A Modern Victorian in Crested Butte
A year-round home manages to stay gussied up while withstanding a four-boy ruckus
Photos by James Ray Spahn
How do you fit a family of six—including four active boys, ages 6 to 13—plus a home office into a limited footprint? That was the challenge facing Jeremy Goddard and Catherine Price when they decided to build a year-round home in historic downtown Crested Butte.
The couple turned to local husband-and-wife design team Jim and Karen Barney of Freestyle Architects. To create enough room for the family under Crested Butte’s strict building codes, they came up with the idea of sinking the main floor 18 inches below grade; that gave them the ability to maximize the third floor, which holds two bedrooms, a full bath and an office/media room.
“We wanted the kids to each have a bedroom so they could have a place to go to on their own—and to confine the mess,” says Price. The third floor also houses Goddard’s office (he works from home in the oil and gas industry) and a media room, where the family can gather to listen to music, watch TV, and play Xbox.
“We really did think about utilizing every part of the house and not having any wasted space,” says Goddard. Cleverest (and, with so many kids, perhaps most useful) of all may be the laundry chute, which extends all the way from the third-floor bathroom through the second-floor kids’ bath on down to the laundry room.
In terms of design aesthetic, “a lot of the houses in town have a Victorian, turn-of-the-last-century feel,” Price says, “but we designed our home to look as modern as possible—not fussy. We wanted the downstairs to be open, so the family could operate as one unit.”

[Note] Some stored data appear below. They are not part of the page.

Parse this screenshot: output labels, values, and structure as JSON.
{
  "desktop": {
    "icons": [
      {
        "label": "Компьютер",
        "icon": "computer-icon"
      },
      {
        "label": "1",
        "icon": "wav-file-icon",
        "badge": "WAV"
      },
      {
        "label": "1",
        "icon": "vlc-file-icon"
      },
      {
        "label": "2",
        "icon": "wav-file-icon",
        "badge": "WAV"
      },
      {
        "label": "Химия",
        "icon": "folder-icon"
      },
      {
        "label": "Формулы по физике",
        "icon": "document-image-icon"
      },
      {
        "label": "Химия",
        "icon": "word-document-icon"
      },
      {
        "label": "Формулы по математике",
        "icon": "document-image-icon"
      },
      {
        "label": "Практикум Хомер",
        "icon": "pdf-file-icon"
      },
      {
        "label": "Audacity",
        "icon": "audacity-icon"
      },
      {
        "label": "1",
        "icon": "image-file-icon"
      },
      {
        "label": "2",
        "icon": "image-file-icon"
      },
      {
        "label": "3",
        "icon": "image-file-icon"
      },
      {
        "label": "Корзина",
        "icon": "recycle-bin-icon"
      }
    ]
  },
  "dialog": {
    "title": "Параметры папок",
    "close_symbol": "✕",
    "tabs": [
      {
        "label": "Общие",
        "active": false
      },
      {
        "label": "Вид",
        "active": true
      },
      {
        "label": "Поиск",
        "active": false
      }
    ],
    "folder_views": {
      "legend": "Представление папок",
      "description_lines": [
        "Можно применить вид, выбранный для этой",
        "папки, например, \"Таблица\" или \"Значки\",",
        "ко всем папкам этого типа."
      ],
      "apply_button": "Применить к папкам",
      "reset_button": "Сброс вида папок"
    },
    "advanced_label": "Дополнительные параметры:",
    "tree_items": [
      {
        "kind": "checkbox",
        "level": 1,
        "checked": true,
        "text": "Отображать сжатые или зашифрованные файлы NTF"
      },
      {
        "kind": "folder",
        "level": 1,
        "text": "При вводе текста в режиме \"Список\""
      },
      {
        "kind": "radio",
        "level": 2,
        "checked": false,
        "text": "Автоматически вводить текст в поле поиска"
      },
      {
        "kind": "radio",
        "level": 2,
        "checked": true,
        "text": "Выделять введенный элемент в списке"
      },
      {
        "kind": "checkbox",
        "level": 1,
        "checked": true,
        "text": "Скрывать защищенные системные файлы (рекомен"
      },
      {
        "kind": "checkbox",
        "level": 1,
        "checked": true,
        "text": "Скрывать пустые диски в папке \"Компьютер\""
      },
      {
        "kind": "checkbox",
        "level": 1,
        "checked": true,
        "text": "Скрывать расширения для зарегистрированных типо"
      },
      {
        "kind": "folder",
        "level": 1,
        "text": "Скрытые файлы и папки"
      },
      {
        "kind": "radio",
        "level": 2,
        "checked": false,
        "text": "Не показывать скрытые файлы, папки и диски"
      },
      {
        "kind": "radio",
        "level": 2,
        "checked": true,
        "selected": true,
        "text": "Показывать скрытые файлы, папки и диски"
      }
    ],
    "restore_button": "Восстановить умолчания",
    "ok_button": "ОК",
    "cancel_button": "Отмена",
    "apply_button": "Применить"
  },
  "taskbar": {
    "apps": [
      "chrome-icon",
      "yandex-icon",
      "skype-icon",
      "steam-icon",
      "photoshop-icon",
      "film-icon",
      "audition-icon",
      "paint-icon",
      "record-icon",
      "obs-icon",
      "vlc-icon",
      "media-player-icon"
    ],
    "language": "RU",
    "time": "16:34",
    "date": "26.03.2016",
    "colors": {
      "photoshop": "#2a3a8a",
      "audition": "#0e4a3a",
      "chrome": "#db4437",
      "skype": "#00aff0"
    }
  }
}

In the kitchen, Price and Goddard chose a six-burner Wolf range. “We wanted something that had a big capacity to feed the masses when the kids have their friends over,” says Goddard. They added lots of seating, too, both at the island (topped in Super White granite, from The Stone Collection in Denver) and in the breakfast nook, where the boys often do their homework. The floors are quartersawn white oak; Price found the Clemson pendant lamps at Restoration Hardware.
The kitchen opens up to the dining room where the family eats most dinners (the dining table came from Hawkins Furniture in Texas). Architect Jim Barney’s brother Paul, of Beckwith Builders, was the general contractor, and their brother John, of Raven Woodcraft, did all the cabinetry, including the built-in bookcases on the far wall, which also houses Price’s desk area.
Rugged leather sofas surround the wood-burning fireplace (Renaissance Fireplaces’ Rumford model), which is super energy-efficient and puts out a lot of heat. Price, who is from New Zealand, likes to collect art from Down Under: The painting at left is by Australian artist Poh Ling Yeow; the ballerina is by another Aussie, Dayle Bolton.
The second-floor master bedroom has views north and east toward Mount Crested Butte and Paradise Divide. Like most of the rooms, this one is painted Benjamin Moore’s muted Stonington Gray. The rough-sawn ceiling beams, made of reclaimed wood from AM Salvage in Gunnison, are decorative but add a rustic element to the room’s otherwise clean lines.
“We love the look of marble, but it’s not durable enough for the kitchen, so we used it on the floors and walls up here,” says Goddard. The claw-footed tub by Sunrise adds a Victorian touch; the wooden vanity is from Restoration Hardware, and the Roman shade is from The Shade Store.